Scotland’s first minister Alex Salmond and key Labour rival Jim Murphy both praised the turnout of 16- and 17-year-old voters. Photograph: AFP
Within hours of the polls closing in Scotland’s hard-fought referendum, both first minister Alex Salmond and a key Labour rival, Jim Murphy, expressed delight at the unprecedented involvement of 16 and 17-year-olds and called on Westminster to extend the UK-wide franchise to 1.5 million «excluded» teens before next year’s general election.
It will not be easy in such a short time, not least because the annual autumn revision of the electoral roll is already under way and politicians’ hands will be full dealing with the extensive promises made to devolve power. Critics protest that the move would only lower voter participation levels even further despite Thursday’s uniquely high 84.6% turnout in Scotland, because younger voters tend to be much less likely to turn out in general elections than older people.

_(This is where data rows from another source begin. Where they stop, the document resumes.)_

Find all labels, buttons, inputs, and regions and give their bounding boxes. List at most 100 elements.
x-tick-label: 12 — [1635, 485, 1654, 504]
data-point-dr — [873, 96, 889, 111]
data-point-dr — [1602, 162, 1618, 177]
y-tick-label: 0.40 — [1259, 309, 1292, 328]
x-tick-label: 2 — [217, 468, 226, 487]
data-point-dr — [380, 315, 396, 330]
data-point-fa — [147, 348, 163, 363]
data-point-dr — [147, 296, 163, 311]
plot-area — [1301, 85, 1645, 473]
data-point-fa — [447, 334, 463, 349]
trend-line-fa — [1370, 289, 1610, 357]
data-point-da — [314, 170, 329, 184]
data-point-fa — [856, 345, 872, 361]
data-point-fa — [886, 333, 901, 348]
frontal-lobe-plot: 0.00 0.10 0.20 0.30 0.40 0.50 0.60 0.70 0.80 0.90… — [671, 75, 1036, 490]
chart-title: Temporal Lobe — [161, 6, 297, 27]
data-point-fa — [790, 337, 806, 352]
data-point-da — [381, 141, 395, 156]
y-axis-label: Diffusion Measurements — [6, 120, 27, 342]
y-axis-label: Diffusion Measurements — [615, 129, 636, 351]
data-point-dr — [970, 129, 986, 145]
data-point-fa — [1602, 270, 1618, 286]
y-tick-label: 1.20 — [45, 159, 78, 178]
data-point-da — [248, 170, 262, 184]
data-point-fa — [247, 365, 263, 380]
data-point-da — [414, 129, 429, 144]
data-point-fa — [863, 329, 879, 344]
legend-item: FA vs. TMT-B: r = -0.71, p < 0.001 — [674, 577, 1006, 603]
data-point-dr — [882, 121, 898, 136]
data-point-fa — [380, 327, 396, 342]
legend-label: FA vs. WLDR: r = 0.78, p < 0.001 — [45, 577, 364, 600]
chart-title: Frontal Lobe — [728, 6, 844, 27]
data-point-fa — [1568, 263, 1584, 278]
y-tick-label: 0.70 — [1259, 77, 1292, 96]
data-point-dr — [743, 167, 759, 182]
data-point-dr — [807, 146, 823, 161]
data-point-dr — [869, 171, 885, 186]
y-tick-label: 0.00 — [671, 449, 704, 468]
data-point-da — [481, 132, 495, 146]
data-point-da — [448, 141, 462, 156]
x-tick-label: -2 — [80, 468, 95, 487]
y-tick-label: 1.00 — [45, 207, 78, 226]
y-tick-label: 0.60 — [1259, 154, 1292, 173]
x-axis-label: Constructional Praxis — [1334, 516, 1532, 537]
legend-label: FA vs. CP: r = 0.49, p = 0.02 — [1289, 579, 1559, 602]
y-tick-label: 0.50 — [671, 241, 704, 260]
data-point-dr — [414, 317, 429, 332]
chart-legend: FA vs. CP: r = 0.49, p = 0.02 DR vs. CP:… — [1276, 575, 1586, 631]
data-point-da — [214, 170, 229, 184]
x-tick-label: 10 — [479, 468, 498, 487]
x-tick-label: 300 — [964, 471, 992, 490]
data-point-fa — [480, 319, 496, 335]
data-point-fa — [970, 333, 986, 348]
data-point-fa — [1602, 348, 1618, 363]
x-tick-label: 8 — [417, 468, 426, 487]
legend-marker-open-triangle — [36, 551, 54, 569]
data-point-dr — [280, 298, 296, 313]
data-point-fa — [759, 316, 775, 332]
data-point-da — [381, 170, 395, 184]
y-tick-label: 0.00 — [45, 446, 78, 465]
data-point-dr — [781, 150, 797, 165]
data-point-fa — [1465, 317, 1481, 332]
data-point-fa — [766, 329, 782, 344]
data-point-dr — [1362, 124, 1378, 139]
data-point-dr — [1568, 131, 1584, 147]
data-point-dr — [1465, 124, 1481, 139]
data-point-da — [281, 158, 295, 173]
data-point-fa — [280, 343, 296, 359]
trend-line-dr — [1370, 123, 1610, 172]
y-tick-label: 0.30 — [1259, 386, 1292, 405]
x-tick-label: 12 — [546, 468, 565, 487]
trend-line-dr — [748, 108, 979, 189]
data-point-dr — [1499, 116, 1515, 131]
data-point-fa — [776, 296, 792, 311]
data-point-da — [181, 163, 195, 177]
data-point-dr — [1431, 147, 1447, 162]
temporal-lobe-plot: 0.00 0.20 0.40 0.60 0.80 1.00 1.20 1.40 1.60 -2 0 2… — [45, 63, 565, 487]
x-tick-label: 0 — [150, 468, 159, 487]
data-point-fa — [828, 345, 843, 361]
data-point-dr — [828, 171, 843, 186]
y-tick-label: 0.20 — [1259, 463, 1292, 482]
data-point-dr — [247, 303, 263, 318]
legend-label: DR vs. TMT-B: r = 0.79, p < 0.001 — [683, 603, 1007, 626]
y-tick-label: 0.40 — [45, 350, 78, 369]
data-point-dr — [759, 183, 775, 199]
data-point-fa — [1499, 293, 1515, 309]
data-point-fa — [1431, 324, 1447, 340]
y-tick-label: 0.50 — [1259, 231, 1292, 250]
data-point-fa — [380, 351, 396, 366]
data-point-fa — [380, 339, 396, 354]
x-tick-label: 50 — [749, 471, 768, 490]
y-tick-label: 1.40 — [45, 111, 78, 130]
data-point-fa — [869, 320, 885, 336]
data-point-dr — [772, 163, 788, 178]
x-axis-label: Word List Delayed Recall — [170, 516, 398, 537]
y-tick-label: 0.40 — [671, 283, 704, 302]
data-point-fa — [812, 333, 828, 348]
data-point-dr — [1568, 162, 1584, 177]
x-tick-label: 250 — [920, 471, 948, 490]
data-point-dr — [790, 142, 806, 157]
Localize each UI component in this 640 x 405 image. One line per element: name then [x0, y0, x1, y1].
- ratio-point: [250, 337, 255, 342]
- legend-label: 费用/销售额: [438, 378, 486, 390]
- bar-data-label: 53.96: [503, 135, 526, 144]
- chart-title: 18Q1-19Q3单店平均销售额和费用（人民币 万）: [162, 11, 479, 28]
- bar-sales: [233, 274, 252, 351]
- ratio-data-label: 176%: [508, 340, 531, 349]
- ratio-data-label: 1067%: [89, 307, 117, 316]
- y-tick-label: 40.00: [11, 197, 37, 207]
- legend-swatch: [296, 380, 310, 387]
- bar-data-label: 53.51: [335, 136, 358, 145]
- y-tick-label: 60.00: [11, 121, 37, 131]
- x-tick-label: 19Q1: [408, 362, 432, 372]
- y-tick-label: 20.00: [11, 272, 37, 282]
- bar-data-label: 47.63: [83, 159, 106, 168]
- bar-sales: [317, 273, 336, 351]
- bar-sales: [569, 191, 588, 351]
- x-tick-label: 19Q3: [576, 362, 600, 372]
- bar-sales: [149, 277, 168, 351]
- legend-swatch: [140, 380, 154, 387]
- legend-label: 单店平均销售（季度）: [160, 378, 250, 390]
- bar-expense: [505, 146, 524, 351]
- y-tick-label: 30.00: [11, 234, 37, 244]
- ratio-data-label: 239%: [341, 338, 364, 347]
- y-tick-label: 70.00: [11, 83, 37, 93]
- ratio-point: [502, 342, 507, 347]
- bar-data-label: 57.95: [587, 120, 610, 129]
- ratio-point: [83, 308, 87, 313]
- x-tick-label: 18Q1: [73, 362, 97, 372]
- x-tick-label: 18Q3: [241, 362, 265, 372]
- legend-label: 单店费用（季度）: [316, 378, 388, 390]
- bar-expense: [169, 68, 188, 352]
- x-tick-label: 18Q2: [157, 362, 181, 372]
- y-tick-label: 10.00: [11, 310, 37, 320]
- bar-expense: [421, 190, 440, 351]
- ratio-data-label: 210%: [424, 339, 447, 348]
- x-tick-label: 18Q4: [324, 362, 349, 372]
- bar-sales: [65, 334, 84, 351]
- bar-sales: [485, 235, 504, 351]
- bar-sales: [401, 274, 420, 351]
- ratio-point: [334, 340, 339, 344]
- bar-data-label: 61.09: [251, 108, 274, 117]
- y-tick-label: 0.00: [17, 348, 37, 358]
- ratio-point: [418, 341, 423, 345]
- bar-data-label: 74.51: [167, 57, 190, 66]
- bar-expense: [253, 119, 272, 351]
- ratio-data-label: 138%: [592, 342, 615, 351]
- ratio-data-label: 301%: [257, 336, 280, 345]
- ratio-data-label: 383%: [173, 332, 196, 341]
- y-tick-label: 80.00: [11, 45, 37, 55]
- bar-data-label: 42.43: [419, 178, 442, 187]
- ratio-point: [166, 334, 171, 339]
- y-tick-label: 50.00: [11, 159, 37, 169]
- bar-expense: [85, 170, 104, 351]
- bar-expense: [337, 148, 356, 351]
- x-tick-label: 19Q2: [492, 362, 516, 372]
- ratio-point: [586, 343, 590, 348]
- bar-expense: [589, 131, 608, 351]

In his concession speech in Edinburgh, Salmond spoke of his pride at seeing 16-year-olds demolishing routine allegations of immaturity and coupled the remark with meeting a 61-year-old woman voting on Thursday for the first time in her life. In most mature democracies low voter participation is linked to low social status – though the turnout among the 18-to-24-year-old age cohort has been causing concern too.
The voting age was lowered from 21 to 18 by Harold Wilson’s Labour government in 1970, but failed to deliver the predicted boost to Wilson, who lost unexpectedly to Conservative Ted Heath. Salmond has been similarly accused of vote-rigging for his Scottish National party advantage – prime minister David Cameron accepted his proposal to include 16 and 17-year-olds as part of the Edinburgh Agreement to hold the referendum, but he too has lost.
An Electoral Commission study in 2004 came down in favour of the status quo and backbench attempts to extend the franchise, supported by the Power Commission review (2006) and the Hansard Society among others, have all failed.
Under Ed Miliband’s leadership, Labour last year followed the Liberal Democrats who endorsed the longstanding «Votes at 16» campaign before the 2010 election. But the Conservatives have actively resisted it so far.
Austria became the first EU state to lower the voting age to 16 for most purposes – in 2007 – though Brazil did so in 1988 and some German provinces did it for municipal elections in the 1990s. US states seeking to do likewise have all been thwarted. Iran moved the other way – from 15 to 18 – in 2007. British crown dependencies such as Jersey and the Isle of Man lowered their voting age to 16 at the same time.
Until 1945 the age of full citizenship was usually 21 – with a few men and all women under 30 only getting the vote in Britain as late as 1929. New Zealand gave women the vote in 1893, the first country to do so, France only in 1944, Switzerland in 1971.